Home Palu

Aplikasi JKN Mobile Bisa Berfungsi sebagai Kartu

99
BICARA JKN MOBILE - Kepala Cabang BPJS Kesehatan Kota Palu, Wahida memberikan penjelasan saat media gathering dengan sejumlah awak media, Kamis 25 Juni 2020. (Foto: Metrosulawesi/ Tahmil Burhanuddin)
  • Peserta Makin Mudah Akses Layanan BPJS Kesehatan

Palu, Metrosulawesi.id – Peserta program Badan Penyelenggara Jaminan Sosial (BPJS) Kesehatan kini semakin mudah mengakses semua layanan. Tidak perlu lagi banyak berinteraksi langsung di Kantor BPJS Kesehatan, cukup menggunakan aplikasi di telepon pintar.

Pihak penyelenggara jaminan kesehatan itu telah meluncurkan berbagai aplikasi beserta fiturnya untuk mempermudah interaksi dan layanan program kepada peserta. Sebut saja aplikasi Mobile JKN, Chika dan Vika.

Menurut Kepala Bidang Kepesertaan dan Pelayanan Peserta BPJS Kesehatan Cabang Kota Palu, Muhammad Arbi, kini aplikasi JKN Mobile telah tersedia di playstore dan dapat di-download di android. JKN (Jaminan Kesehatan Nasional) Mobile merupakan aplikasi dengan berbagai fitur untuk mempermudah pelayanan peserta.

Salah satu fungsi aplikasi ini untuk melihat status kepesertaan, misalnya aktif atau tidaknya status kepesertaan peserta BPJS Kesehatan. Bahkan untuk mendaftar kepesertaan baru pun bisa menggunakan aplikasi ini.

“Bisa cek tagihan PBPU (pekerja bukan penerima upah). Bisa menyampaikan pengaduan pelayanan, termasuk mengadukan fasilitas kesehatan,” ungkap Arbi menjelaskan beberapa manfaat menggunakan aplikasi JKN Mobile saat melakukan media gathering dengan sejumlah awak media, Kamis 25 Juni 2020.

Dengan menggunakan aplikasi ini, peserta bahkan tidak perlu takut ketika lupa membawa kartu kepesertaannya saat ingin menggunakan fasilitas kesehatan di rumah sakit. Sebab ada fitur kartu peserta digital yang juga disediakan di aplikasi tersebut.

Selain itu ada juga layanan berbasis digital yang diberi nama Chika yang merupakan singkatan dari Chat Asistant JKN. Aplikasi ini lebih kepada layanan melalui pesan singkat di aplikasi Whatsapp maupun Telegram. Peserta dapat memanfaatkan fitur ini untuk bertanya bahkan mengadukan berbagai hal melalui pesan Whatsapp yang akan dijawab oleh robot secara otomatis.

Kemudian ada pula layanan Vika, akronim dari kata Voice Interaktif JKN. Melakui layanan digital ini, peserta dapat berkomunikasi dan mengadukan atau mendapatkan informasi terkait BPJS Kesehatan melalui sambungan telepon.

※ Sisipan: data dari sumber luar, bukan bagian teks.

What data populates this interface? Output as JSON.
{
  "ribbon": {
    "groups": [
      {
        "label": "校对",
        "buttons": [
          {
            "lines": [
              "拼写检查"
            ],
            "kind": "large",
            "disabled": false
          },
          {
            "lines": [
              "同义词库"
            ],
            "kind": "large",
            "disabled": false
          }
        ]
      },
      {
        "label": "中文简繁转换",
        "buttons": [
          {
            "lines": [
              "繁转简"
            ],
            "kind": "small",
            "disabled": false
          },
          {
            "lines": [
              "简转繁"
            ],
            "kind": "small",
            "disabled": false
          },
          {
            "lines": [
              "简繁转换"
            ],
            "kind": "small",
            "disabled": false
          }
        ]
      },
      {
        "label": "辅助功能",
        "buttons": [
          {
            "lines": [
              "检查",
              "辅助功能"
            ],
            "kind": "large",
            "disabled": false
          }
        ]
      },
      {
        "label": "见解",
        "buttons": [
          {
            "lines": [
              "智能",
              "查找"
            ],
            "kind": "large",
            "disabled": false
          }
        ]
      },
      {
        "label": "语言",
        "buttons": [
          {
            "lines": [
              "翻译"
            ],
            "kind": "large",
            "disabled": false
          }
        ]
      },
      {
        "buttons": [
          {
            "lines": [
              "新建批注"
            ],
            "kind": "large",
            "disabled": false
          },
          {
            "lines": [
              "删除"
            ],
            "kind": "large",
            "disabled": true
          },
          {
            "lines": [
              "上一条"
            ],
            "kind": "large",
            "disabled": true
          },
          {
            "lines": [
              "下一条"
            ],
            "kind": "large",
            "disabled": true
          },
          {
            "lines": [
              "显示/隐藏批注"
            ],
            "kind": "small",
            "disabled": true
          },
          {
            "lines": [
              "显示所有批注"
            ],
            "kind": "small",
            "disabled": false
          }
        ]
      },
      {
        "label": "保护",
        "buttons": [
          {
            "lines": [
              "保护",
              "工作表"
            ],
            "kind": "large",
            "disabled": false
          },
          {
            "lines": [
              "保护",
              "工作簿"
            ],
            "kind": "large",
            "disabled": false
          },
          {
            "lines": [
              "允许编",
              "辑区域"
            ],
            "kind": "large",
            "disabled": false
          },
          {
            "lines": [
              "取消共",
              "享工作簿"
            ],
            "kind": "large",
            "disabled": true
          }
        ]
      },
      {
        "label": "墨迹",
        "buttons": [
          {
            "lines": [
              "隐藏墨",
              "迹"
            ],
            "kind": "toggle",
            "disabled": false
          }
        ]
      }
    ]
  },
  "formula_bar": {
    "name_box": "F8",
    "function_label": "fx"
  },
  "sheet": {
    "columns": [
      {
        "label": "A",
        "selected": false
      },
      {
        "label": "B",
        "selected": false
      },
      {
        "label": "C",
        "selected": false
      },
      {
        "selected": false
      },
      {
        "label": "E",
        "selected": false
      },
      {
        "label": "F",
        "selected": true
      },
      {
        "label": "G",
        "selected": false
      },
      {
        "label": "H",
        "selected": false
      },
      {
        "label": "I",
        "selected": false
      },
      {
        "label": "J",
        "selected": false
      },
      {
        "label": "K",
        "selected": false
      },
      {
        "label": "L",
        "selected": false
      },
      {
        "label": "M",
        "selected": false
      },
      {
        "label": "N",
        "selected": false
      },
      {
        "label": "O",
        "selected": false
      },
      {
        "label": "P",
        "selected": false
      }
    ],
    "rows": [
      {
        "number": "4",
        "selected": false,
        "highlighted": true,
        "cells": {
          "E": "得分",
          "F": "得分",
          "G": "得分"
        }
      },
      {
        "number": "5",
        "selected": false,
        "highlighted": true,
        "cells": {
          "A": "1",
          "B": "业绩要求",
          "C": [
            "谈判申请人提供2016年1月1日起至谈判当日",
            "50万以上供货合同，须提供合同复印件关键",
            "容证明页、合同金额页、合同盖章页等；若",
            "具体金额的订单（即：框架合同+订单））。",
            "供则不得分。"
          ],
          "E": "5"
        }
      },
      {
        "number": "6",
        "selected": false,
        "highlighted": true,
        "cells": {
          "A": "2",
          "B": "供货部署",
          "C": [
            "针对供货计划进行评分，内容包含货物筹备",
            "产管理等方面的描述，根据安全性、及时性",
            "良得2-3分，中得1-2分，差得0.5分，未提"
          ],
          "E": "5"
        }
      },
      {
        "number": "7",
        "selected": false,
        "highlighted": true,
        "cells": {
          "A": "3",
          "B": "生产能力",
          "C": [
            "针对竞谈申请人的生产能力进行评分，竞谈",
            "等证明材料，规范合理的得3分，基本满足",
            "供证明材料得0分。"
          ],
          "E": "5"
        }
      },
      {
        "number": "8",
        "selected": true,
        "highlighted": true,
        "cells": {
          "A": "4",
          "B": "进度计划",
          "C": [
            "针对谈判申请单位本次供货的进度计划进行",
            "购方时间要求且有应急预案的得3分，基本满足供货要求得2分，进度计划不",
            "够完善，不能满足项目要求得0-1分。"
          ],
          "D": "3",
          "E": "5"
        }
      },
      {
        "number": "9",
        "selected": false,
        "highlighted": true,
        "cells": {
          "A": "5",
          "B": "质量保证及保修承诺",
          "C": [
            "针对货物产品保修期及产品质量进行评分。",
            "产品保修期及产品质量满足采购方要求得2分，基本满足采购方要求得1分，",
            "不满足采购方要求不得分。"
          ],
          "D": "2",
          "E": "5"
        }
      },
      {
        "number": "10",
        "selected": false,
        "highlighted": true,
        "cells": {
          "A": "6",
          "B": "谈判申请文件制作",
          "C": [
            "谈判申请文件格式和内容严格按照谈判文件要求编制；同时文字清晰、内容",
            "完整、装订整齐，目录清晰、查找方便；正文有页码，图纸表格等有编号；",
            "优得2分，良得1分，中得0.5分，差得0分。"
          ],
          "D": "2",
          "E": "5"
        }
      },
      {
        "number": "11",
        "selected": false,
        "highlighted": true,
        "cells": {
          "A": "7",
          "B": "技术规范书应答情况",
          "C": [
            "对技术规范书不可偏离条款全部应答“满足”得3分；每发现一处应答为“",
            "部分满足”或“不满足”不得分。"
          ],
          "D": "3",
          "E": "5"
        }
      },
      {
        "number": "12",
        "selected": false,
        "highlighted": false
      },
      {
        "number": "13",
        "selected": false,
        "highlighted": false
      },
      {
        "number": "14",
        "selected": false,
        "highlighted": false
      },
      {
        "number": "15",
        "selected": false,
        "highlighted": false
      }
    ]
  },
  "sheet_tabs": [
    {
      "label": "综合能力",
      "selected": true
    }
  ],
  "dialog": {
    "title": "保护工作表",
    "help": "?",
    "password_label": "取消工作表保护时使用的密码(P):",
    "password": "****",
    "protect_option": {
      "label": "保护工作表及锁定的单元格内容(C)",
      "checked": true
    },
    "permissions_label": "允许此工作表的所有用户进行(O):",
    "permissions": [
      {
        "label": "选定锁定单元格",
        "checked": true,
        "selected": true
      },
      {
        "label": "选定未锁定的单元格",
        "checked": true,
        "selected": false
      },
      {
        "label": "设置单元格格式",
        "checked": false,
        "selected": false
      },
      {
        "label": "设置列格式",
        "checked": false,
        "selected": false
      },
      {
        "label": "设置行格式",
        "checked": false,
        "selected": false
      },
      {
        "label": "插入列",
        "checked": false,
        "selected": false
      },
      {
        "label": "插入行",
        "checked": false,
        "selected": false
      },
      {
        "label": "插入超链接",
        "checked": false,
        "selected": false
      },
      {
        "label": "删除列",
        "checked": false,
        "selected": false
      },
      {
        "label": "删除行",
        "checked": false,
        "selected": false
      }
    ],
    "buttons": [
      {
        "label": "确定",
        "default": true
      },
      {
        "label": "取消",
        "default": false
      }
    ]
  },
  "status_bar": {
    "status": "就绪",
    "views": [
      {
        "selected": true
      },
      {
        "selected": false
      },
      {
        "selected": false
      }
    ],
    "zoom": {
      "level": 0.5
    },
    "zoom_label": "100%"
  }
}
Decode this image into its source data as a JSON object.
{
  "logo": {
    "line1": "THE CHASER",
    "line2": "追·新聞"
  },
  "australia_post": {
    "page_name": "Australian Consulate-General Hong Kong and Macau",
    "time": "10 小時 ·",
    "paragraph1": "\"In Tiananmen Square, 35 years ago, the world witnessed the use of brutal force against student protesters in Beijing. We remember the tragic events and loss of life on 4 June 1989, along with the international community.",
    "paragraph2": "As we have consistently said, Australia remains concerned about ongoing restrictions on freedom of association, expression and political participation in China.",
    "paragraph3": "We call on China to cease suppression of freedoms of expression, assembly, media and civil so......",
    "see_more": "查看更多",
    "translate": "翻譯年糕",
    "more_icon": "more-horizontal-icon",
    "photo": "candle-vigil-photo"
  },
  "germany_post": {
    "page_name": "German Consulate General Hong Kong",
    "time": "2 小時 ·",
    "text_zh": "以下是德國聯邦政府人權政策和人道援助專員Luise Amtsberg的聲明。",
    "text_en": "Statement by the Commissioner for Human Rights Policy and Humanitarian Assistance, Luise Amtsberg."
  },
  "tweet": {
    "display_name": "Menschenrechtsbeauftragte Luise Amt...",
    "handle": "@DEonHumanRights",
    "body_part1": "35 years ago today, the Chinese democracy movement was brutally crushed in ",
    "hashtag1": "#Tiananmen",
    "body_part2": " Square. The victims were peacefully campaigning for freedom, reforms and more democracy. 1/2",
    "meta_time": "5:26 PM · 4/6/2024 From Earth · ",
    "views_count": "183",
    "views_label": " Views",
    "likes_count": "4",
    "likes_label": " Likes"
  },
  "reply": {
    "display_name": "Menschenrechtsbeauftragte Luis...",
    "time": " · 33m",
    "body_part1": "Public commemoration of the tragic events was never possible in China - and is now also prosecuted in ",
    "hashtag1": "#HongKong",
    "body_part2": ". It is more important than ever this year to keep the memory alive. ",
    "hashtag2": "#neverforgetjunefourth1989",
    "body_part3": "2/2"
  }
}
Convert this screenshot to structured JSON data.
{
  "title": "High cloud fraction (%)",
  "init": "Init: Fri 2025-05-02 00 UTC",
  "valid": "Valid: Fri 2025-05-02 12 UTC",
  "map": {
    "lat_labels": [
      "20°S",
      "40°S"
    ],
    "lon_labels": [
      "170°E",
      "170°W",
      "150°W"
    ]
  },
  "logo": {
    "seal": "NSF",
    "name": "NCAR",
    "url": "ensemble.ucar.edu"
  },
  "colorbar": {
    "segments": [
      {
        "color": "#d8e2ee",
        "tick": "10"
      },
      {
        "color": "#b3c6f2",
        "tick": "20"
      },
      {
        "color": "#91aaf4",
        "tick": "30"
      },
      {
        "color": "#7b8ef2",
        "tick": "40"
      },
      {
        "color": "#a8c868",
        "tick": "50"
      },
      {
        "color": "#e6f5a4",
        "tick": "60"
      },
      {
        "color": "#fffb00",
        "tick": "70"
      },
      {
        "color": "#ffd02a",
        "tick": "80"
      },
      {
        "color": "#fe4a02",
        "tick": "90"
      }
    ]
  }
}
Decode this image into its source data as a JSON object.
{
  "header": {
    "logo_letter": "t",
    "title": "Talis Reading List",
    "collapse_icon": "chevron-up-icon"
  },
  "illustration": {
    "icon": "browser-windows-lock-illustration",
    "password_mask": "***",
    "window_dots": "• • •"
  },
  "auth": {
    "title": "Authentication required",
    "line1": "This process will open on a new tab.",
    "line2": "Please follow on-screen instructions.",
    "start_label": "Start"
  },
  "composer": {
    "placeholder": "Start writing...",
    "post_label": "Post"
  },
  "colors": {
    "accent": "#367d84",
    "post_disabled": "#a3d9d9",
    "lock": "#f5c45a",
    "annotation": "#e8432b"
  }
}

Menurut Kepala Cabang BPJS Kesehatan Kota Palu, Wahida, aplikasi dan layanan berbasis digital tersebut telah dibuat oleh BPJS Kesehatan sebelum ada pandemi virus Corona. Fungsinya untuk mempermudah peserta mengakses layanan BPJS Kesehatan.

Namun, dengan kondisi adanya pandemi saat ini aplikasi dan layanan berbasis digital tersebut jauh lebih dibutuhkan untuk mengurangi interaksi langsung antara petugas di kantor BPJS Kesehatan dengan peserta.

“Itu adalah upaya-upaya yang tengah kota intensifkan, terutama di tengah pandemi,” ujar Wahida.

Untuk diketahui, sekitar 65 persen warga di Sulawesi Tengah telah memiliki kartu JKN, sementara untuk Kota Palu sebanyak 95 persen warga sudah memiliki kartu jaminan kesehatan tersebut.

Dari jumlah persentase tersebut, sebanyak 65 persen warga kepesertaannya dibiayai oleh pemerintah. Baik melalui APBN maupun APBD.

Meski demikian, jumlah peserta mandiri yang melakukan penunggakan iuran kepesertaan di Sulawesi Tengah juga cukup tinggi. Angka penunggakan iuran BPJS Kesehatan di Sulawesi Tengah mencapai Rp9,4 miliar.

Penunggakan terbanyak terjadi di Kota Palu. Bahkan ada peserta BPJS Kesehatan yang melakukan penunggakan hingga 3 tahun.